I numeri sul social selling sono invece chiari e consolidati: i rappresentanti commerciali che utilizzano il social selling in modo strutturato hanno il 45% di opportunità di vendita in più rispetto a chi si affida ai canali tradizionali, e il 51% di probabilità in più di raggiungere i propri obiettivi commerciali. LinkedIn è il canale dove si concentra la maggiore attività di ricerca dei decision maker B2B prima di prendere contatto con un fornitore.

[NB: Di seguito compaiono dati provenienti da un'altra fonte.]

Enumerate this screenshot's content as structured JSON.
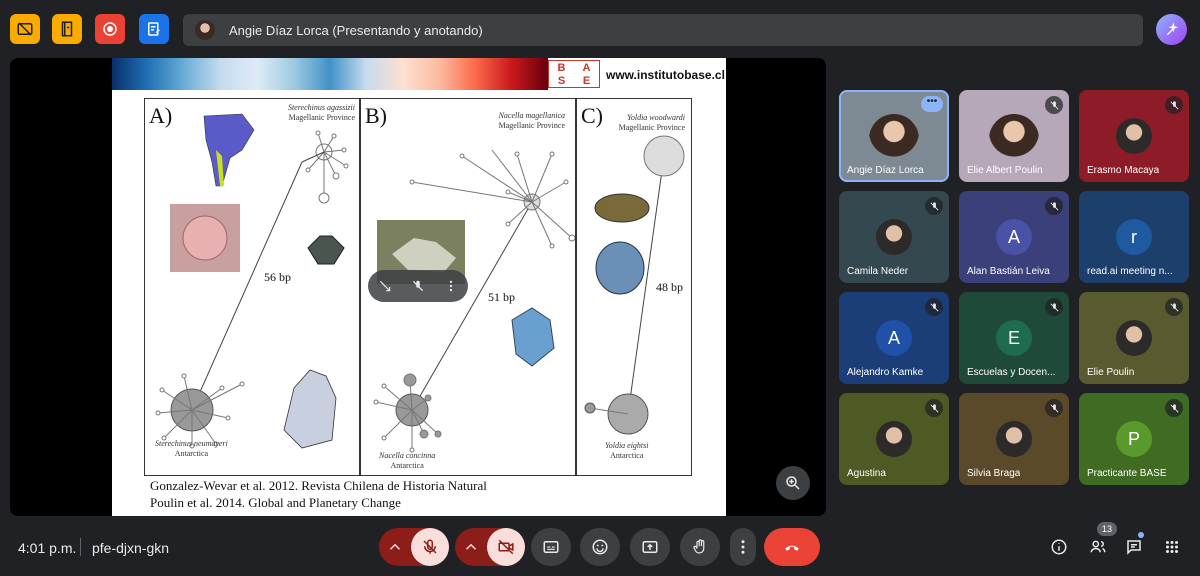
{
  "header": {
    "presenter_text": "Angie Díaz Lorca (Presentando y anotando)"
  },
  "slide": {
    "logo_letters": [
      "B",
      "A",
      "S",
      "E"
    ],
    "url": "www.institutobase.cl",
    "panels": [
      {
        "label": "A)",
        "species": "Sterechinus agassizii",
        "region": "Magellanic Province",
        "bp": "56 bp",
        "bottom_species": "Sterechinus neumayeri",
        "bottom_region": "Antarctica"
      },
      {
        "label": "B)",
        "species": "Nacella magellanica",
        "region": "Magellanic Province",
        "bp": "51 bp",
        "bottom_species": "Nacella concinna",
        "bottom_region": "Antarctica"
      },
      {
        "label": "C)",
        "species": "Yoldia woodwardi",
        "region": "Magellanic Province",
        "bp": "48 bp",
        "bottom_species": "Yoldia eightsi",
        "bottom_region": "Antarctica"
      }
    ],
    "citation_1": "Gonzalez-Wevar et al. 2012. Revista Chilena de Historia Natural",
    "citation_2": "Poulin et al. 2014. Global and Planetary Change"
  },
  "participants": [
    {
      "name": "Angie Díaz Lorca",
      "muted": false,
      "type": "video",
      "bg": "#7d8a94"
    },
    {
      "name": "Elie Albert Poulin",
      "muted": true,
      "type": "video",
      "bg": "#b6a7b9"
    },
    {
      "name": "Erasmo Macaya",
      "muted": true,
      "type": "photo",
      "bg": "#8e1c28"
    },
    {
      "name": "Camila Neder",
      "muted": true,
      "type": "photo",
      "bg": "#33494f"
    },
    {
      "name": "Alan Bastián Leiva",
      "muted": true,
      "type": "initial",
      "initial": "A",
      "bg": "#3b3f7a",
      "avatar_color": "#4a52a8"
    },
    {
      "name": "read.ai meeting n...",
      "muted": false,
      "type": "initial",
      "initial": "r",
      "bg": "#1d3f6b",
      "avatar_color": "#1f5aa0"
    },
    {
      "name": "Alejandro Kamke",
      "muted": true,
      "type": "initial",
      "initial": "A",
      "bg": "#1b3d78",
      "avatar_color": "#2050a8"
    },
    {
      "name": "Escuelas y Docen...",
      "muted": true,
      "type": "initial",
      "initial": "E",
      "bg": "#1f4a3a",
      "avatar_color": "#1f6b4f"
    },
    {
      "name": "Elie Poulin",
      "muted": true,
      "type": "photo",
      "bg": "#5a5a30"
    },
    {
      "name": "Agustina",
      "muted": true,
      "type": "photo",
      "bg": "#4d5a24"
    },
    {
      "name": "Silvia Braga",
      "muted": true,
      "type": "photo",
      "bg": "#5a4a2a"
    },
    {
      "name": "Practicante BASE",
      "muted": true,
      "type": "initial",
      "initial": "P",
      "bg": "#3f6b22",
      "avatar_color": "#5a9a2c"
    }
  ],
  "footer": {
    "time": "4:01 p.m.",
    "meeting_code": "pfe-djxn-gkn",
    "participant_count": "13"
  },
  "colors": {
    "end_call": "#ea4335",
    "muted_ctrl": "#f9dedc",
    "muted_chevron": "#8c1d18",
    "ctrl_bg": "#3c4043"
  }
}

Nel contesto delle PMI manifatturiere lombarde, LinkedIn rappresenta un’opportunità spesso sottovalutata: il buyer di un’azienda industriale — CEO di seconda generazione, responsabile acquisti, direttore tecnico — è presente sulla piattaforma e la usa attivamente per aggiornarsi e valutare potenziali partner. Il problema è che la maggior parte delle aziende manifatturiere ha una pagina aziendale ferma da anni e profili personali dei titolari non ottimizzati.

La spesa in digital advertising B2B in Italia ha superato i 5,5 miliardi di euro nel 2024, con una crescita del 12% anno su anno. Una quota crescente di questo budget si sta spostando verso LinkedIn Ads, in particolare per campagne di lead generation rivolte a specifici settori industriali e ruoli aziendali.

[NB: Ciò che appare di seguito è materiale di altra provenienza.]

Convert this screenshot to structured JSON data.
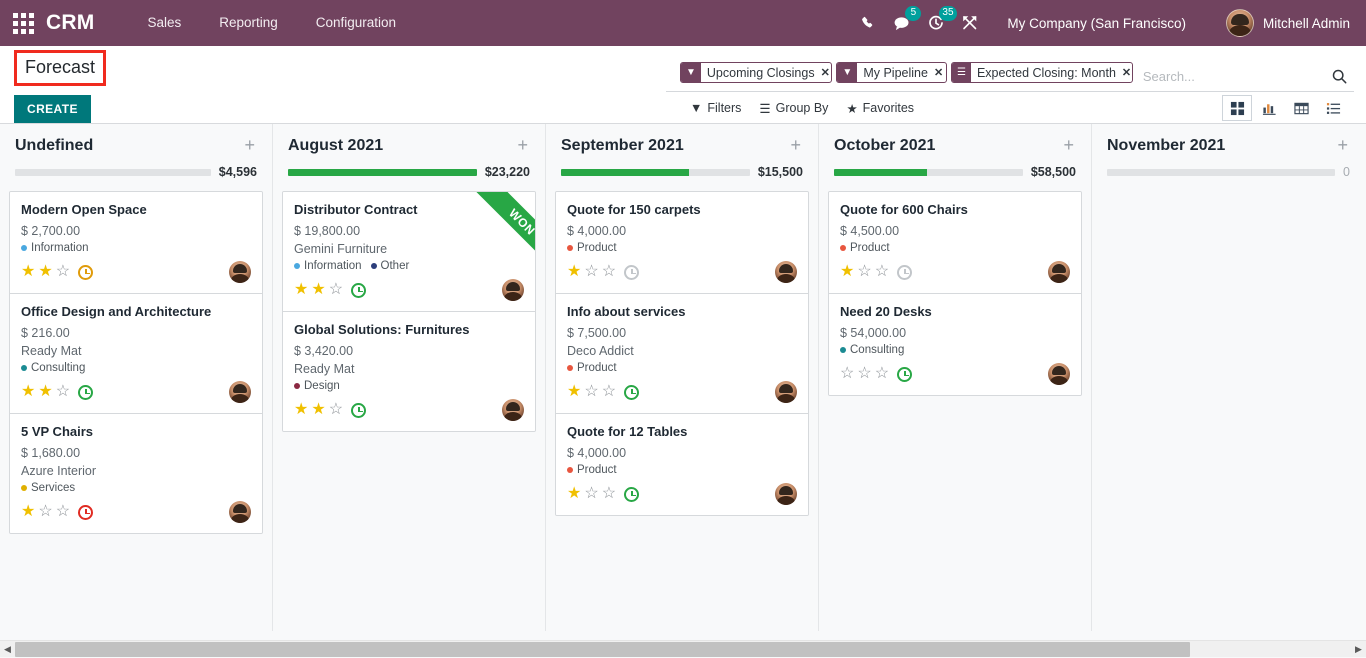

Fonte: Il Sole 24 Ore, “Recruiting e Social Selling: i trend e le strategie su LinkedIn”, e “Gli algoritmi di Google e LinkedIn penalizzano le piccole imprese?”, 2024-2025.

Cosa significa

Per un CEO di seconda generazione di una PMI manifatturiera lombarda, LinkedIn non è un social network: è uno strumento commerciale. La presenza sulla piattaforma — sia personale che aziendale — costruisce autorevolezza, mantiene visibili i prodotti e i servizi dell’azienda tra i potenziali clienti, e genera contatti qualificati in modo continuo, senza dipendere dalla partecipazione alle fiere di settore. Il gap tra chi usa LinkedIn in modo professionale e chi lo ignora si sta allargando ogni anno.

Conclusioni

Il social selling su LinkedIn non richiede grandi budget: richiede metodo e costanza. Un profilo personale ottimizzato, una pagina aziendale aggiornata e un piano editoriale mensile sono sufficienti per iniziare a ottenere risultati. Il primo passo è capire che LinkedIn non è per cercare lavoro: è per fare business.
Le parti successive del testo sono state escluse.